Qualche metro più in là c’è la Maserati Sebring appartenuta a Luciano Pavarotti, una delle tre in una delicata tinta di azzurro metallizzato. La Dallara Stradale è l’unica sotto un telo Goodwool che ne replica la livrea. Anche questa, come tantissime altre vetture della sua collezione, riporta il nome della figlia Anna: “Sono le auto che ho messo da parte per lei”, spiega l’Andrea papà, perdutamente innamorato della sua bambina. In fondo a un’interminabile teoria di Ferrari youngtimer e instant classic c’è un oggetto stranissimo: è la Ventorosso, la cabriolet che la carrozzeria Pavesi di Milano aveva realizzato sulla base di una Ferrari 412 del 1989.

Una distesa (quasi) infinita

La collezione di Andrea de Adamich occupa quasi per intero i 5 mila metri quadrati coperti dei suoi capannoni sparsi sulla collina davanti al fiume che li separa dall’autodromo. Gli chiedo come sia diventato collezionista. “Beh, ho cominciato collezionando motociclette”, mi spiega, mentre si fa aprire la porta di un altro stabile. All’interno, decine di esemplari, quasi tutti Moto Guzzi, tutti coperti dal telo che riporta il nome del modello: V7 Polizia, V7 Militare, V7 Falcone…

C’è la sua personale V7 Special comprata nuova all’epoca, negli anni 70, probabilmente il modello che gli ha acceso l’interesse per il collezionismo. “Allora mi era venuta la mania della V7”, mi racconta, prima di scoprire la Honda CB 750 Four, “che pesava la metà della V7, e poi la 500 Four, che era ancora più leggera della 750, ma andava uguale”.

La collezione delle auto, invece, inizia molti anni più tardi.

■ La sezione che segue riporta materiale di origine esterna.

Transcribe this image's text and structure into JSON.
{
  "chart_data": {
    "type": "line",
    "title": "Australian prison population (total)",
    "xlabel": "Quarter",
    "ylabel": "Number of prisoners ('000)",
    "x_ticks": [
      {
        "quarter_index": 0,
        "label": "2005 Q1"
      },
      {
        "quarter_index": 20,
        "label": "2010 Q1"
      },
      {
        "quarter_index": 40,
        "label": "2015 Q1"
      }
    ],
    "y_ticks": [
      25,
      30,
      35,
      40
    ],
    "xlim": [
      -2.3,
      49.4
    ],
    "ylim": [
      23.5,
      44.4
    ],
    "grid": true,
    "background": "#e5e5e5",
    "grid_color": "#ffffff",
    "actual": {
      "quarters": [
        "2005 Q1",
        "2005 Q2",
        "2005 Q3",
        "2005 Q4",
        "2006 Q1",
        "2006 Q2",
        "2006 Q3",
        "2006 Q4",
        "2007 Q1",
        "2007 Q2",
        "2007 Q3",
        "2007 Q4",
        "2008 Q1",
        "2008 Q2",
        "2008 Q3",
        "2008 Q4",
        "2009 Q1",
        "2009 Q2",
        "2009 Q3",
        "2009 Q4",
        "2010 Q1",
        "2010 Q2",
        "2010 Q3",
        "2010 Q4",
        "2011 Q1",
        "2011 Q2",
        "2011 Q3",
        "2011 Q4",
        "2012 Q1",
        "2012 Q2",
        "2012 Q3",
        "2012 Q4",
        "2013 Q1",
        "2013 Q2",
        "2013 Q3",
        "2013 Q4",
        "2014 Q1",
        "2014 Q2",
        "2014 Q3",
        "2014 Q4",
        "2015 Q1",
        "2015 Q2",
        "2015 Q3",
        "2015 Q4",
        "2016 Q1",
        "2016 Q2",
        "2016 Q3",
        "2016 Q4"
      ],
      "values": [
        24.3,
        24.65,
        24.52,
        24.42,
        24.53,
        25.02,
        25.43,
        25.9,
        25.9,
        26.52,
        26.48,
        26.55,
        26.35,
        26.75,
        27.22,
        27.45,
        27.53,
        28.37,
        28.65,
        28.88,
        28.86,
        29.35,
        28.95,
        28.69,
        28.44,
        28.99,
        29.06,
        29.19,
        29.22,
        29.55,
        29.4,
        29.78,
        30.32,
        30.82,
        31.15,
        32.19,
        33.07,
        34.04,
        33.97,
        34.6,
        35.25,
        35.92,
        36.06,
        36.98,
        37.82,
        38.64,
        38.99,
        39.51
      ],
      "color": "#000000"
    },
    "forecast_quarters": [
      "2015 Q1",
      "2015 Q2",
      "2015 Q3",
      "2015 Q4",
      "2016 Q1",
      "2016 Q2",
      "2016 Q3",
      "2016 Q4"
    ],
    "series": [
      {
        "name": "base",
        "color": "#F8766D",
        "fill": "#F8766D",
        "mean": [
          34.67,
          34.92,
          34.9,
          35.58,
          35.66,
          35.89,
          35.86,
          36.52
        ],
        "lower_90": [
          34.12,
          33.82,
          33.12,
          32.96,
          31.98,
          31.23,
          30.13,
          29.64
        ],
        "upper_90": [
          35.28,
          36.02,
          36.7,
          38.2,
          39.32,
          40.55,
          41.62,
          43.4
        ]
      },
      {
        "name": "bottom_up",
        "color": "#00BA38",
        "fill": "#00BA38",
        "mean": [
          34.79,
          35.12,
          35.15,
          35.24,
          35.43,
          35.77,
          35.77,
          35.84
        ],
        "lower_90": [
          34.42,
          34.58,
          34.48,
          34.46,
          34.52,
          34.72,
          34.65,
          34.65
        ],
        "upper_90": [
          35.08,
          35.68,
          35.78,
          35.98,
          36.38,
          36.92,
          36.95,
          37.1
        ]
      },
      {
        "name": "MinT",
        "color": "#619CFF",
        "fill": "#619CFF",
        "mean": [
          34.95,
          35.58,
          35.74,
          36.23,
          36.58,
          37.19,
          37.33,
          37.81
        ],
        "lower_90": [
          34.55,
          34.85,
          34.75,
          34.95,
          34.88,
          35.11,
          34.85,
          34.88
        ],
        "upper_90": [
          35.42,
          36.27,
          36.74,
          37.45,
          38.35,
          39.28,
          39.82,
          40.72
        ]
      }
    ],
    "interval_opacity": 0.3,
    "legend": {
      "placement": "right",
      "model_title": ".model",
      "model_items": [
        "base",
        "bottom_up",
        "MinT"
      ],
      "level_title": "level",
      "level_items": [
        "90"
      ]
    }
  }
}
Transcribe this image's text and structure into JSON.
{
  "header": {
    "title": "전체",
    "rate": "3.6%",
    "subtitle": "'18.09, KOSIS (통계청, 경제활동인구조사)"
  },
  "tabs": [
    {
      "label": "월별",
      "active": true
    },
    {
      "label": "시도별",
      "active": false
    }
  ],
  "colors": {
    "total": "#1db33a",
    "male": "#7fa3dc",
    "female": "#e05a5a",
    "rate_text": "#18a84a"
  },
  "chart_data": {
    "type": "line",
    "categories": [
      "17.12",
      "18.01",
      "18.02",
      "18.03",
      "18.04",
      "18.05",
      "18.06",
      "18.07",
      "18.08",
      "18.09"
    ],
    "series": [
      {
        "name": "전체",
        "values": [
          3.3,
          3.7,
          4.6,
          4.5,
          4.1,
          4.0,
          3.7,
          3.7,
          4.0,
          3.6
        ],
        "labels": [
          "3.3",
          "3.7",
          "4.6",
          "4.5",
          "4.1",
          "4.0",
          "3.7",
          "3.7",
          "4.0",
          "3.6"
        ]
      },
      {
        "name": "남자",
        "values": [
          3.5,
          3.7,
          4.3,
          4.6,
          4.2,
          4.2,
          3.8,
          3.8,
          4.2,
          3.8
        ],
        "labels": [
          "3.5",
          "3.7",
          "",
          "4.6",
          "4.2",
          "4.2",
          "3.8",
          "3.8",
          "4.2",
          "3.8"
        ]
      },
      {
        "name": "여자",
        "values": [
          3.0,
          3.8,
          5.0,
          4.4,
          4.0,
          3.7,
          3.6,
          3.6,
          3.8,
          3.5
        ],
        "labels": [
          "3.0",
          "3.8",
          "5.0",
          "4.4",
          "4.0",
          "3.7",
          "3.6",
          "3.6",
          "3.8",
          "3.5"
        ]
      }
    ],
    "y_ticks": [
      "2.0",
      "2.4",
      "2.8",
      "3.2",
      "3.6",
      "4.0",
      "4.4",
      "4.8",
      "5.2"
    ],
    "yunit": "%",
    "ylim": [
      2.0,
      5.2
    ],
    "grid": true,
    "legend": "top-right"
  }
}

Prima di parlarmi di come ha cominciato, de Adamich ricorda gli anni passati in Ferrari, guidando le granturismo stradali di Maranello. “Non potevo tenerle, perché semplicemente non avevo lo spazio dove metterle. Poi”, prosegue, “quando mi sono trasferito qui, a Varano, ho capito che potevo iniziare a collezionarle: la prima è stata un’Alfa Romeo 75 3.0 V6, poi una 155 e così via. Da allora, e parliamo degli anni 90, non ho mai venduto niente, tranne una 8C Competizione, ma perché ce l’avevo doppia”.

Non solo italiane

Il cuore (e il business) di Andrea de Adamich batte per i marchi italiani, è chiaro. Eppure ci sono altre passioni, che risiedono silenziose nel capannone più defilato dagli altri, dove l’ex pilota triestino ha parcheggiato gli oggetti più esotici. Capisco che non ama le Porsche (non ne ho vista nemmeno una, come pure le motociclette Bmw: zero), ma deve avere un debole inconfessato per le Bentley e le Rolls-Royce, delle quali possiede una mezza dozzina di esemplari, che occupa la maggior parte dello spazio.

Andrea si lascia sedurre dalle cose strane, qualunque forma abbiano: dalla minicar Grecav Amica (della quale rivela di avere cinque o sei esemplari per far giocare in giardino la figlia Anna coi suoi compagni di scuola) parcheggiata accanto a una Mercedes-Benz G500, alla Classic Motor Carriages Tiffany, una monumentale youngtimer americana ispirata alle auto degli anni 30, passando per la Autozodiaco Squalo, un’affilata dune buggy su base Maggiolino.

Sono ubriaco di macchine e si è fatto tardi. Ma prima di uscire noto in un angolo un camioncino rosso con le lucine e un Babbo Natale sulle porte: allora esiste davvero e adesso so anche dove parcheggia quando non va in giro a distribuire i regali.